Sunrise has also pioneered a 3D animated character branding and marketing model for high-profile sports brands such as the Welsh Rugby Union and Juventus Football Club. In 2016, Sunrise produced a holiday-themed animated short featuring 'Jay', the Juventus club mascot, and an imaginative young boy.

== Feature films ==
In 2025, Sunrise Productions produced the animated biblical musical feature David, with distribution by Angel Studios. The film was released in the United States on 19 December 2025. According to Sunrise, the film aims to bring the Biblical story of David to a broad family audience worldwide.

== Television ==

Sunrise's flagship series, Jungle Beat (2003-) is a CG-animated, non-dialogue, slapstick comedy series focusing on different animals and the bizarre situations in which they find themselves. The series is sold by Monster Entertainment, and has been broadcast in more than 180 countries on channels including Cartoon Network, Boomerang, and Nickelodeon.

In 2016, Sunrise expanded the Jungle Beat universe to include The Jungle Beat Explorers, which follows four clumsy, curious safari adventurers as they document the wild animals of the world. The 3D 13-episode series is broadcast exclusively on the Jungle Beat YouTube channel.
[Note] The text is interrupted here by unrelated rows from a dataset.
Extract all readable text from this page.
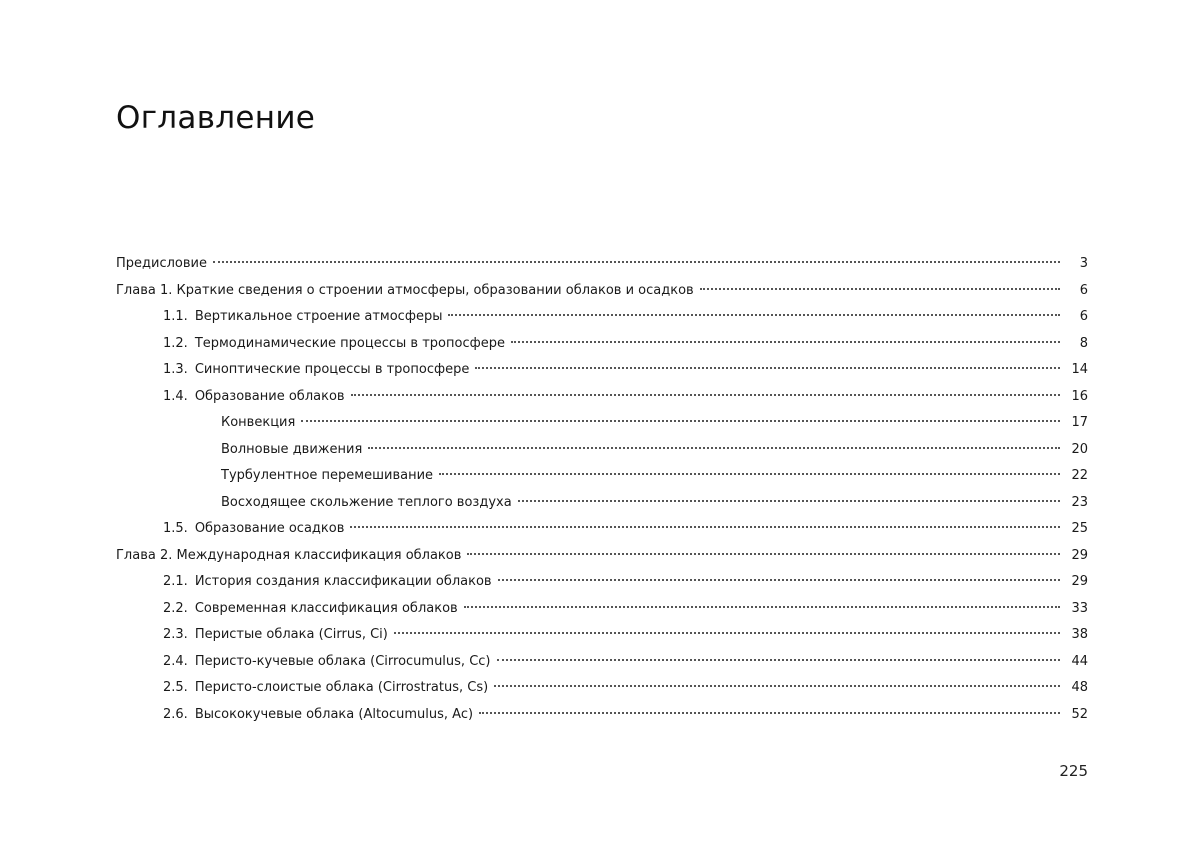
Оглавление
Предисловие	3
Глава 1. Краткие сведения о строении атмосферы, образовании облаков и осадков	6
1.1. Вертикальное строение атмосферы	6
1.2. Термодинамические процессы в тропосфере	8
1.3. Синоптические процессы в тропосфере	14
1.4. Образование облаков	16
Конвекция	17
Волновые движения	20
Турбулентное перемешивание	22
Восходящее скольжение теплого воздуха	23
1.5. Образование осадков	25
Глава 2. Международная классификация облаков	29
2.1. История создания классификации облаков	29
2.2. Современная классификация облаков	33
2.3. Перистые облака (Cirrus, Ci)	38
2.4. Перисто-кучевые облака (Cirrocumulus, Cc)	44
2.5. Перисто-слоистые облака (Cirrostratus, Cs)	48
2.6. Высококучевые облака (Altocumulus, Ac)	52
225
The Jungle Beat franchise was further expanded with the development of Munki and Trunk, a 52 x 7 minute series aimed at kids aged 4–7. The "tree-crashing, rock smashing, water-splashing, fruit-mashing, knock-about comedy adventure" centres on two unlikely best friends: crafty Munki and caring Trunk. In 2017, Aardman's Rights and Brand Development division partnered with Sunrise to represent global television distribution rights for the animated series.

In 2013, Sunrise Productions' live action department partnered with Okuhle Media to co-produce the 13-part cooking and lifestyle series Bitten Sarah Graham Cooks Cape Town.

== Commercials ==

Sunrise Productions has produced commercials combining live action, animation and VFX elements for a number of clients.
- The Springboks – South Africa's National Rugby Team
- Samsung

== Awards ==
Sunrise Productions has won the following awards:
- Best Animation at the African Eye Animation Festival (2003)
- Marble Z award for Best Film from the Children's Jury at the Zagreb Animation Festival (2003)
- Audience Award in São Paulo and 2nd place in Rio de Janeiro's Anima Mundi International Animation Festival (2003)
- Main prize at Sprockets Toronto International Film Festival for Children (2006)
- Camerio Audience Award at Carrousel International du Film de Rimouski in Canada (2006)
- Award for Best Series for children at the South African Film and Television Awards (2007)
- National Film Board Of Canada Award for Best Animated Short at Freeze Frame Festival 2007
- Jica Enfants Award at the Annecy International Animated Film Festival (2008)
- Best Animation at the LG “Life’s Good” Film Festival in Toronto (2008)
- Two Platinum awards from the American Pixel Academy (2011)

=== Participation in Academy Award qualifying festivals ===

- Official selection at the Chicago International Children's Film Festival (CICFF) 2004 and 2013
- St Louis International Film Festival (2014).